Thursday, August 19, 2010

E85 - Is It the Solution?



During the last several months, the key advocacy groups for ethanol have been split on the long term policy they want to advocate for ethanol in the face of the looming expiration of the tax credit and import tariff.  Growth Energy took the lead and changed directions from the drum beat of tax credit renewal exclusively to advocate Flex Fuel Vehicles (FFV) and the construction of E85 fueling stations.  The argument is that the ethanol industry, once provided its own fuels market via E85 that is not controlled by the US refining industry, will then control its own destiny and profitability.

On the surface, this idea has substantial appeal in that it gives the ethanol industry the opportunity to compete with hydrocarbon gasoline on an equal playing field.  In our opinion, for E85 to be successful long term, it must be cost competitive to the consumer on an energy-delivered basis compared to gasoline.  The simple facts are that a gallon of ethanol contains 75,700 btu/gallon, whereas hydrocarbon gasoline contains 115,000 btu/gallon, which calculates as a 35% disadvantage for ethanol.

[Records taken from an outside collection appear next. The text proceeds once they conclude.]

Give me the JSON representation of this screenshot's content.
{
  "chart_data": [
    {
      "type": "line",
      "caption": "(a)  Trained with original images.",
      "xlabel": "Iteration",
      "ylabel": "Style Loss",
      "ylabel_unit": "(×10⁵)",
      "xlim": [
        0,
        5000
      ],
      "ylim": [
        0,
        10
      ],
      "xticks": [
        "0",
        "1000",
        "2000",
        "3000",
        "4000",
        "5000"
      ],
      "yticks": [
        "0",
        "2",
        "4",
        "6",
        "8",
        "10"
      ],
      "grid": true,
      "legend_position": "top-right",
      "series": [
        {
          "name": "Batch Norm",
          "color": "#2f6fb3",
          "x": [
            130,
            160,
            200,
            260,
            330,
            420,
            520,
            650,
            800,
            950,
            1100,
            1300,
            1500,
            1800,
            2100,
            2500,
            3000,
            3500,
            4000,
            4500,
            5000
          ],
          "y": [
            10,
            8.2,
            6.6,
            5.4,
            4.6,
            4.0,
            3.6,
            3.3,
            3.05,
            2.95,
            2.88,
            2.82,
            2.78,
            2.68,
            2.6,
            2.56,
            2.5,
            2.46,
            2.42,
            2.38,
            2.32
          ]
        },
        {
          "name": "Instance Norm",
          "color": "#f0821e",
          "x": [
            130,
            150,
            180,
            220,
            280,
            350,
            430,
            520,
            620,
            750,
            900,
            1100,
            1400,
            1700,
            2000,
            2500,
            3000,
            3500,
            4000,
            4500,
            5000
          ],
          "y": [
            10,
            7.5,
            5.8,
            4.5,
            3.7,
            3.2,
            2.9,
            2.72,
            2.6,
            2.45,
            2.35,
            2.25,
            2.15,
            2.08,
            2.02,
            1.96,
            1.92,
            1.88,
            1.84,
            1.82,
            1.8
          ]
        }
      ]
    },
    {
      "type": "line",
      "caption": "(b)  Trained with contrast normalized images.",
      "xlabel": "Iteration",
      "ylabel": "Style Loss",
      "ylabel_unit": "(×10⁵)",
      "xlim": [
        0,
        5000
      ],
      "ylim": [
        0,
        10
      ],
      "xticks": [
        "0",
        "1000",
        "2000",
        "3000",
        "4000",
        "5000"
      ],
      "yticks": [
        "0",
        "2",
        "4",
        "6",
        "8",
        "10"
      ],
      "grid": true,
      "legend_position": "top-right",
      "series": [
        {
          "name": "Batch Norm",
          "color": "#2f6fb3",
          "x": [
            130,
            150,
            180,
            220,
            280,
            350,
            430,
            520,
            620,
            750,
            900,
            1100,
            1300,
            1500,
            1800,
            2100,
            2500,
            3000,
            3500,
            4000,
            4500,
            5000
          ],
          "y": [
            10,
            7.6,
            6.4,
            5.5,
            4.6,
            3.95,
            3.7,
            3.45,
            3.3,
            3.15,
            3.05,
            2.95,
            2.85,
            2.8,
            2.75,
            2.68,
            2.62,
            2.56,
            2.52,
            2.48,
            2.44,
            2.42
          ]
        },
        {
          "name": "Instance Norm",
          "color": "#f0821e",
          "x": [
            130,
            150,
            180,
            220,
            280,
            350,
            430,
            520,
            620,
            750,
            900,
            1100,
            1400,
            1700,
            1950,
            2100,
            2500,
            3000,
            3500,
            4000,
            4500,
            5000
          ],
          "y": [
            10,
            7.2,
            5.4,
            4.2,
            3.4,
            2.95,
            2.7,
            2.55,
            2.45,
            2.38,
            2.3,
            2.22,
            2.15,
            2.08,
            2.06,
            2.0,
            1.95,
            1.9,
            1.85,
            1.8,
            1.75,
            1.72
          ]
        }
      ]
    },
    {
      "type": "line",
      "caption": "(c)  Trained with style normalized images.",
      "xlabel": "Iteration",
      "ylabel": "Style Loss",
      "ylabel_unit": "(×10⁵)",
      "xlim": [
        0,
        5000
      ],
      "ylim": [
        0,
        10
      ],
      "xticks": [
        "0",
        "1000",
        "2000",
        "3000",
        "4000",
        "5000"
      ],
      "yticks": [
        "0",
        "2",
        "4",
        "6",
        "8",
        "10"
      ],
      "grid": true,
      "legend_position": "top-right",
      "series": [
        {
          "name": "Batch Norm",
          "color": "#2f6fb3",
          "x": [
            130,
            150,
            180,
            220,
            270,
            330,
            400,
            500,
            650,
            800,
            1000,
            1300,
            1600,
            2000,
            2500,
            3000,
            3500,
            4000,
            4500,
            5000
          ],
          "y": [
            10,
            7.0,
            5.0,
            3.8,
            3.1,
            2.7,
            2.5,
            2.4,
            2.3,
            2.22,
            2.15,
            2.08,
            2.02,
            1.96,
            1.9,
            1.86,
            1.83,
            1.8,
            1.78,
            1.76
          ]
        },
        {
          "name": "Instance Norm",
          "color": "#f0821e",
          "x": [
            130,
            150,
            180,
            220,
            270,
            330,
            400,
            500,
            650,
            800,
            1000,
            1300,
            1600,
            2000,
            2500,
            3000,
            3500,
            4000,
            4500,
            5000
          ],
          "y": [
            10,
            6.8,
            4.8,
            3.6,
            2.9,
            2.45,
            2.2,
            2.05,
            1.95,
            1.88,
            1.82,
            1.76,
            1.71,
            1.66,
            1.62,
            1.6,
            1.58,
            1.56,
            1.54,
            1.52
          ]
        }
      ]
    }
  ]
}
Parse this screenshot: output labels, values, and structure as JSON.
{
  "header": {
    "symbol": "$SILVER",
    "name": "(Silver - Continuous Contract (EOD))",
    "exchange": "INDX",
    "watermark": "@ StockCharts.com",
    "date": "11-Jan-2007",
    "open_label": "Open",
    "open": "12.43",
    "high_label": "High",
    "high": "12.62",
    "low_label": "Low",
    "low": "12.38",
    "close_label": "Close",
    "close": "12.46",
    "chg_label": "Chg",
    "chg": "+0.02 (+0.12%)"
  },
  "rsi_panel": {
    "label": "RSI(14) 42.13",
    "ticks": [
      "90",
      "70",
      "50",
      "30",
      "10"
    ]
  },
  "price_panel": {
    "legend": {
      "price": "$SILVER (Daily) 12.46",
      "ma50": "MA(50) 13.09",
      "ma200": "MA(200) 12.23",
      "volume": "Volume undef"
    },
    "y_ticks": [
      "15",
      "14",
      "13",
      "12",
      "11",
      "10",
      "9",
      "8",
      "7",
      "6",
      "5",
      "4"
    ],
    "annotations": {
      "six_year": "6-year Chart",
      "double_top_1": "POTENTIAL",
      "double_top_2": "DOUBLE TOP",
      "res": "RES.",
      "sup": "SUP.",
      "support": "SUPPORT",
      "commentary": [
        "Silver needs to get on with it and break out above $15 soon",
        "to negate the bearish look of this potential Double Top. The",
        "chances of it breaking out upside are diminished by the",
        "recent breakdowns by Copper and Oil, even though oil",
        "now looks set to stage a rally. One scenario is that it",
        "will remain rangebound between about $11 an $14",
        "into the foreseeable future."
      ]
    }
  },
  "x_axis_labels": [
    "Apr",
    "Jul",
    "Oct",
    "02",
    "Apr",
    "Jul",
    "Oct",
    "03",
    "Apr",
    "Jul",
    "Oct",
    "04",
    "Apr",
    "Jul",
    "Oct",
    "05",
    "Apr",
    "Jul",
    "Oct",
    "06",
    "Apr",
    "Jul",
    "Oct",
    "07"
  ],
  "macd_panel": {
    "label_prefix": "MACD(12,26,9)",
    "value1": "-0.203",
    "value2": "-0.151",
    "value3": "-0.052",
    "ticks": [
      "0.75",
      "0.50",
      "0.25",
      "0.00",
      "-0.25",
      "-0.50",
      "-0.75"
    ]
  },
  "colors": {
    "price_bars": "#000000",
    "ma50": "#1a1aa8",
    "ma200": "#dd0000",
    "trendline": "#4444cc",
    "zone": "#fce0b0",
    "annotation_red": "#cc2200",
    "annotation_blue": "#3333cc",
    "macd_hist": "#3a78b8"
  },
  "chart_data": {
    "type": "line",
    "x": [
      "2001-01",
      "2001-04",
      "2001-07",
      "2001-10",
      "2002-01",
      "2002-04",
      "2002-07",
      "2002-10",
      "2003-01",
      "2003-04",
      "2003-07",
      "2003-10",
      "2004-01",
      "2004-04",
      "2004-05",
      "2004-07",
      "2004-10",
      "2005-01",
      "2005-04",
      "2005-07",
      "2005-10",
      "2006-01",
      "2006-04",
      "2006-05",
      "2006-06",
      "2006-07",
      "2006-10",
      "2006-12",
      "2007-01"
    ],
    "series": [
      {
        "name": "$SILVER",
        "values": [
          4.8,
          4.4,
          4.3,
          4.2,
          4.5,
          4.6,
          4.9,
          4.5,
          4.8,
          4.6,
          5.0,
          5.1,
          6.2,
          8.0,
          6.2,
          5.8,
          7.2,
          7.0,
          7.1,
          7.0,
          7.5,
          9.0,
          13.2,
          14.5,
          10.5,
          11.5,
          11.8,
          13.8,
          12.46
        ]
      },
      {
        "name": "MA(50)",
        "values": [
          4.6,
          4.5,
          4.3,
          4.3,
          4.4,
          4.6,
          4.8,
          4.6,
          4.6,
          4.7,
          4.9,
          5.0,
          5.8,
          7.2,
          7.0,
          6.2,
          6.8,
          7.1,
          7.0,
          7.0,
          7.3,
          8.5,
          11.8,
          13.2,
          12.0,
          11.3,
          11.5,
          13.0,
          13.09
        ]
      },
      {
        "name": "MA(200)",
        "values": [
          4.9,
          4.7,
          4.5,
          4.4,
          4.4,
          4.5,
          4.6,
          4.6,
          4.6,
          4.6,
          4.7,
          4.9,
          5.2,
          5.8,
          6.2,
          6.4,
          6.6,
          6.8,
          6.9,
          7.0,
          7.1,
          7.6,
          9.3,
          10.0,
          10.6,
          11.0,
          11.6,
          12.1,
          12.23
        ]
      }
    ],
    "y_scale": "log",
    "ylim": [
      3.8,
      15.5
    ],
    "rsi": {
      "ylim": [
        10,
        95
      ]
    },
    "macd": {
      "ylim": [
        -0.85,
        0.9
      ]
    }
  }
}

The three keys to E85’s success are:

  •          Expand the FFV fleet substantially to create demand density

o   Legislation has been introduced to force the auto industry to produce more FFVs
  •          Build E85 Fueling stations

o   The industry estimates that it needs 200,000-300,000  stations
o   Currently, there are 2,500 stations
o   Legislation has been introduced to provide tax credits to build E85 fueling stations
  •          E85 price meets or beats gasoline parity

o   This is the issue
 

The price parity issue is the one piece of the E85 puzzle that is not falling into place. We have analyzed the price parity issue from two perspectives using Chicago physical prices for gasoline and ethanol.  This analysis assumes no ethanol tax credit is available.  The first perspective is comparing gasoline prices to market ethanol prices and plotting them against the hypothetical E85 energy content parity price.  The following graph shows that the price of ethanol has never dropped low enough to value E85 below the energy parity line during the last 2 ½ years.

The second perspective is to see if E85 can be competitive from a cost-of-production basis, which removes ethanol market influences. The value of ethanol in this analysis is based on CBOT corn plus 30 cpg.  We used this value for ethanol in the following graph and, once again, E85, using this ethanol value, is never less expensive than the E85 parity line.


These results are startling from the perspective that ethanol is unable to compete against hydrocarbon gasoline on an energy content basis without government incentives.  The difficulty is the relationship between agricultural prices and crude oil prices. The question becomes, will the corn price versus crude price separate enough in the future to overcome this differential?  In the near term, the differential is actually going in the opposite direction, with a corn/crude margin squeeze that we will discuss in our next segment.